Scammers target both young and old

Bankwest report aims to educate people about the risks

Scammers target both young and old

At a time when many Australians are struggling to save, Bankwest is warning consumers to think twice before responding to offers to invest their money and also to be vigilant of remote access requests.

Timed with Scams Awareness Week 2022, from Nov. 7 to 11, Bankwest has released its Safe and Savvy Report, which tracks the occurrence of scams over the 12 months to September 2022.

According to the report, scammers are targeting a wide range of ages in an attempt to swindle money. They are leveraging economic uncertainty to target young Australians and exploiting cyber literacy and confidence gaps in older consumers, the bank said.

Read more: Scammers made millions from Australia's housing boom, says REINSW

Job and investment scams, such as pyramid schemes and fake crypto-currency sales, represented the highest volume of scam cases in a single category. These scams represented 29% of scams in consumers aged 25-34, Bankwest said.
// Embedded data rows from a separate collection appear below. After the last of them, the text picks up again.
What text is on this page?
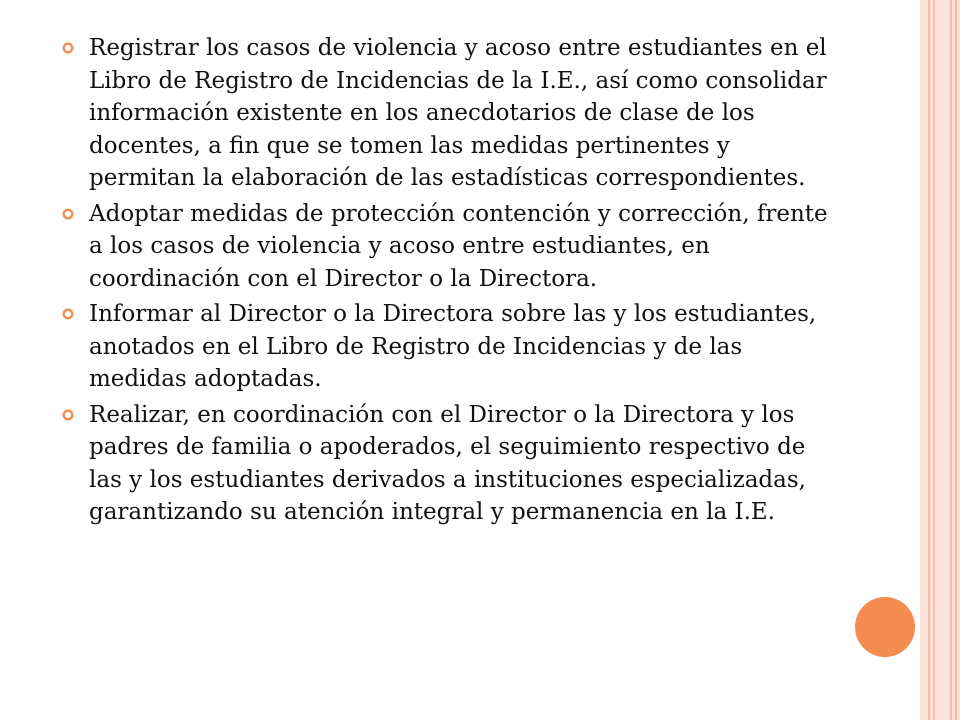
Registrar los casos de violencia y acoso entre estudiantes en el Libro de Registro de Incidencias de la I.E., así como consolidar información existente en los anecdotarios de clase de los docentes, a fin que se tomen las medidas pertinentes y permitan la elaboración de las estadísticas correspondientes.
Adoptar medidas de protección contención y corrección, frente a los casos de violencia y acoso entre estudiantes, en coordinación con el Director o la Directora.
Informar al Director o la Directora sobre las y los estudiantes, anotados en el Libro de Registro de Incidencias y de las medidas adoptadas.
Realizar, en coordinación con el Director o la Directora y los padres de familia o apoderados, el seguimiento respectivo de las y los estudiantes derivados a instituciones especializadas, garantizando su atención integral y permanencia en la I.E.
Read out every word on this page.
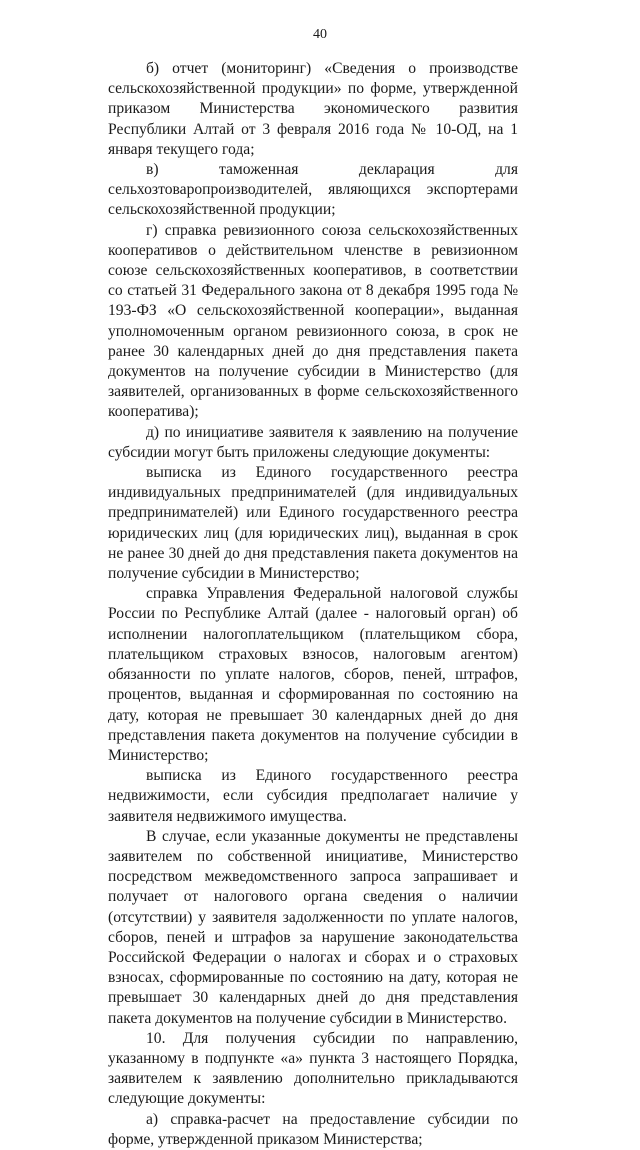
40

б) отчет (мониторинг) «Сведения о производстве сельскохозяйственной продукции» по форме, утвержденной приказом Министерства экономического развития Республики Алтай от 3 февраля 2016 года № 10-ОД, на 1 января текущего года;

в) таможенная декларация для сельхозтоваропроизводителей, являющихся экспортерами сельскохозяйственной продукции;

г) справка ревизионного союза сельскохозяйственных кооперативов о действительном членстве в ревизионном союзе сельскохозяйственных кооперативов, в соответствии со статьей 31 Федерального закона от 8 декабря 1995 года № 193-ФЗ «О сельскохозяйственной кооперации», выданная уполномоченным органом ревизионного союза, в срок не ранее 30 календарных дней до дня представления пакета документов на получение субсидии в Министерство (для заявителей, организованных в форме сельскохозяйственного кооператива);

д) по инициативе заявителя к заявлению на получение субсидии могут быть приложены следующие документы:

выписка из Единого государственного реестра индивидуальных предпринимателей (для индивидуальных предпринимателей) или Единого государственного реестра юридических лиц (для юридических лиц), выданная в срок не ранее 30 дней до дня представления пакета документов на получение субсидии в Министерство;

справка Управления Федеральной налоговой службы России по Республике Алтай (далее - налоговый орган) об исполнении налогоплательщиком (плательщиком сбора, плательщиком страховых взносов, налоговым агентом) обязанности по уплате налогов, сборов, пеней, штрафов, процентов, выданная и сформированная по состоянию на дату, которая не превышает 30 календарных дней до дня представления пакета документов на получение субсидии в Министерство;

выписка из Единого государственного реестра недвижимости, если субсидия предполагает наличие у заявителя недвижимого имущества.

В случае, если указанные документы не представлены заявителем по собственной инициативе, Министерство посредством межведомственного запроса запрашивает и получает от налогового органа сведения о наличии (отсутствии) у заявителя задолженности по уплате налогов, сборов, пеней и штрафов за нарушение законодательства Российской Федерации о налогах и сборах и о страховых взносах, сформированные по состоянию на дату, которая не превышает 30 календарных дней до дня представления пакета документов на получение субсидии в Министерство.

10. Для получения субсидии по направлению, указанному в подпункте «а» пункта 3 настоящего Порядка, заявителем к заявлению дополнительно прикладываются следующие документы:

а) справка-расчет на предоставление субсидии по форме, утвержденной приказом Министерства;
Remote access scams represented 28% of scams in the 65-plus age group and were the most common type of scam for consumers aged 45 plus, Bankwest said. These scams involve criminals posing as tech support to access a victim’s device, under the guise of performing “urgent” services, such as virus removal, then installing malware to enable ongoing access.

Across all age groups, threat and penalty scams were the most prevalent, accounting for almost one quarter (23%) of all scams, Bankwest said. They are characterised by fake alerts, text messages requesting money, and/or warnings of an arrest warrant unless payment is made.

Bankwest executive manager, fraud management Audrey Pajmon (pictured above) said the report formed part of the bank’s ongoing support for the Western Australia community. Scams Awareness Week helps to raise awareness of a “silent scourge,” she said.

“The threat of scams will be ever-present, as criminals alter tactics to avoid preventative measures, which means the best strategy to countering scammers is to inform and empower people to identify their methods,” Pajmon said.

While Bankwest used best endeavors to recover every dollar, Pajmon said this wasn’t always possible – particularly if victims willingly participated in transactions.

“I encourage people to arm themselves with an understanding of scams, with Scamwatch providing a wealth of support material, and the ACCC’s Little Black Book of Scams – an invaluable education and awareness resource,” Pajmon said.

Read next: Lenders discuss their success at the Australian Mortgage Awards 2022

The Bankwest Safe and Savvy Report showed the highest proportion of scams were in the 65-plus age group (44%), followed by the 55-to-64 age group (18%).

Bankwest said it recorded over 7,000 customer calls and over 2,600 confirmed scam cases over the year to September. According to the report, the top ten scams by volume were:

  • Threat and Penalty: 590 cases (23%)
  • Remote access: 584 (22%)
  • IT/Technology: 410 (16%)
  • Job/Investment: 391 (15%)
  • Relationship: 297 (11%)
  • Unexpected money: 97 (4%)
  • Remote Access/IT (split into three categories): 88 (3%)
  • Buying/Selling: 74 (3%)
  • Business email compromise: 70 (3%)
  • Retail email compromise: 16 (1%).